Occasion was, just a few decades ago, that college conservatives regularly greeted campus "Gay & Lesbian Awareness Day" with "Incest and Bestiality Awareness Day."  Conservatives were intensely reviled for drawing such analogies -- deemed as they were grotesque calumnies because so unerringly beyond the pale, indeed divorced from anything that's even remotely feasible. 

Flash forward two decades, and -- surprise, surprise -- we have the über-prestigious Martha Nussbaum -- the doyenne of liberal, bien pensant rationality -- informing us that incest marriages should be accepted. (See p. 9-10 here).

So I eagerly look forward to the day when Ricochet has two conservatives chiding us rubes to "get with the times" in accepting incest, bestiality and polygamy. 

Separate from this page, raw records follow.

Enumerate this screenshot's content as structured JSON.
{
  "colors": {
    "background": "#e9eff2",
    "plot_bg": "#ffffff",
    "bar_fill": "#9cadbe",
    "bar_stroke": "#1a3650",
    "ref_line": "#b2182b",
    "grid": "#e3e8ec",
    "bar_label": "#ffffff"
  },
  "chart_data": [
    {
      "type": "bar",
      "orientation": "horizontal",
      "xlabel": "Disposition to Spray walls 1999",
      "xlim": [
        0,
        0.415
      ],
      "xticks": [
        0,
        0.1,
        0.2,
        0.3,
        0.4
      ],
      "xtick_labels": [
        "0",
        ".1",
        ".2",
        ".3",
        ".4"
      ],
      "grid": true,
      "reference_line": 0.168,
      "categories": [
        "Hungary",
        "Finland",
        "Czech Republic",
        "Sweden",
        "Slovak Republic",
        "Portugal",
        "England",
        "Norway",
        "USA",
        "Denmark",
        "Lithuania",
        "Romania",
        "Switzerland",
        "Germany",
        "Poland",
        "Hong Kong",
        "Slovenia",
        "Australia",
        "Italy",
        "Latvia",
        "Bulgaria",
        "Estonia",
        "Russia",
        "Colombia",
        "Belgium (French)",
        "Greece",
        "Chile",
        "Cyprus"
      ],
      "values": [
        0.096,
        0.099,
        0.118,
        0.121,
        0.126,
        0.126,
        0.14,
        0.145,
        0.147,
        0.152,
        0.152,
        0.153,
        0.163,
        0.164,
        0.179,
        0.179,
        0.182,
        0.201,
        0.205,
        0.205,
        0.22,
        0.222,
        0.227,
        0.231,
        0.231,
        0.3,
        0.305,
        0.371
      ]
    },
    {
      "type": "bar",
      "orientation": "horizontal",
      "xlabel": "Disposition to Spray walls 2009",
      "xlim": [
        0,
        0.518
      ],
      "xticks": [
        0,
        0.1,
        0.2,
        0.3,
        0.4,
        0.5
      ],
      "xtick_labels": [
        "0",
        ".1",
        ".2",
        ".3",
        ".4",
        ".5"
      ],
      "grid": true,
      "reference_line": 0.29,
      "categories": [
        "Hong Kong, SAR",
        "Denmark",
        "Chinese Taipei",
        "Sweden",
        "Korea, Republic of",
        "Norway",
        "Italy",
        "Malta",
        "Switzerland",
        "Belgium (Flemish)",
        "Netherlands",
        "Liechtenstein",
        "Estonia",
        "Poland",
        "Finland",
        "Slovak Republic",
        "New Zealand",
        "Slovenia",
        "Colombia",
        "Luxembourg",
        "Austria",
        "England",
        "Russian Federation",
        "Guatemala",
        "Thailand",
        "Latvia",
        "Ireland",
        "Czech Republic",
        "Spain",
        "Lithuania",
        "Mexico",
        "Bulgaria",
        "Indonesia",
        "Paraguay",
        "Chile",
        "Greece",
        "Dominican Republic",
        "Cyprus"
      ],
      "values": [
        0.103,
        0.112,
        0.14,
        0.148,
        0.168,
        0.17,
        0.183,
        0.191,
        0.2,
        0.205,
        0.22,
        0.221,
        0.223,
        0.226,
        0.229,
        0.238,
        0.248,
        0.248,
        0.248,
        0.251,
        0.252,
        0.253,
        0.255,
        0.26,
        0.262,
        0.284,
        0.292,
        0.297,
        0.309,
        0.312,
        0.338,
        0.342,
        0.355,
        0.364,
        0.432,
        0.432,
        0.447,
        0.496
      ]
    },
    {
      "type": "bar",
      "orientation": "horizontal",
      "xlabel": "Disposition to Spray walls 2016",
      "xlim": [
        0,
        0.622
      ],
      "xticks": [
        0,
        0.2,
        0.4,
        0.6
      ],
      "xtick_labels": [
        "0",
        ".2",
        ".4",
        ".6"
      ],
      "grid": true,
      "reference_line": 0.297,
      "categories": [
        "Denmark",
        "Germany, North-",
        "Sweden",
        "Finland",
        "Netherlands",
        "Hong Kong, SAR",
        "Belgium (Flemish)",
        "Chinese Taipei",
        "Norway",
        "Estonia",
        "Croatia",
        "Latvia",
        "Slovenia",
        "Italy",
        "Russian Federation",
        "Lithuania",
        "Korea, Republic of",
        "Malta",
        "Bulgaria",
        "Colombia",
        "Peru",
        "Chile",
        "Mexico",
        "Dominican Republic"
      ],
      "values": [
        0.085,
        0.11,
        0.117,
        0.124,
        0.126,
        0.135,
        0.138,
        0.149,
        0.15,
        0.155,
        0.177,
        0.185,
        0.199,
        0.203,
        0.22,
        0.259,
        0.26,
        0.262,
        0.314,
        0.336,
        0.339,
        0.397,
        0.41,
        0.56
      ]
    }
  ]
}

Nota bene: My venturing such a claim cannot be thought any more an impertinence -- a hypothetical ripped from cloud cuckoo-land -- than proffering analogies to incest could have been thought an impertinence just a decade or so ago, not to mention the impertinence... 

2/3

Robert Lux
Joined
Nov '10
Robert Lux

and rank implausibility of anyone a few generations ago merely concocting the idea of same-sex marriage as remotely possible as a public teaching.

Moreover, it's of no moment that Delingpole counts five of his most stalwart conservative friends as homosexual.  What we are talking about is a public teaching. Any generalized teaching of the conditions for public happiness cannot admit of exceptions when it comes to marriage between the sexes, as admitting of exceptions dissolves the public teaching of any meaning. To domesticate homosexuality is to domesticate all things (as the example of Nussbaum and incest shows), which is of course impossible. It is rank nihilism.  

It is one thing to have political differences in civil society. It is entirely another  to have serious differences over the very foundations of civil society itself. The latter is the negation of civil society.  

3/3

Cutlass
Joined
Apr '11
Cutlass

conversation on a litany of personal liberties including (but not limited to) drugs, drinking, guns, and you guess it -- gay marriage."

Sigh.

C'mon James, it's frustrating to see you include "gay marriage" on a list of "personal liberties."  Please tell me this was an innocent oversight and that I don't need to take time here - of all places - to point out that the question of which personal relationships deserve government recognition has absolutely nothing to do with personal liberty?  

If you favor the redefinition of marriage, I respect your view.  But as conservatives it is essential that we maintain a high standard of intellectual clarity and take care to never employ the linguistic dishonesty of the left.

A society is free to decide - wisely or unwisely - that the government should redefine marriage to include committed couples of the same-sex, but to suggest anyone has a "right" to the public sanction of marriage is as nonsensical as a "right" to free contraception.

This may seem a nitpick, but if we can derive one common lesson from last week's fallen - James Q. Wilson and Andrew Breitbart - it's that we ignore the small stuff at our peril.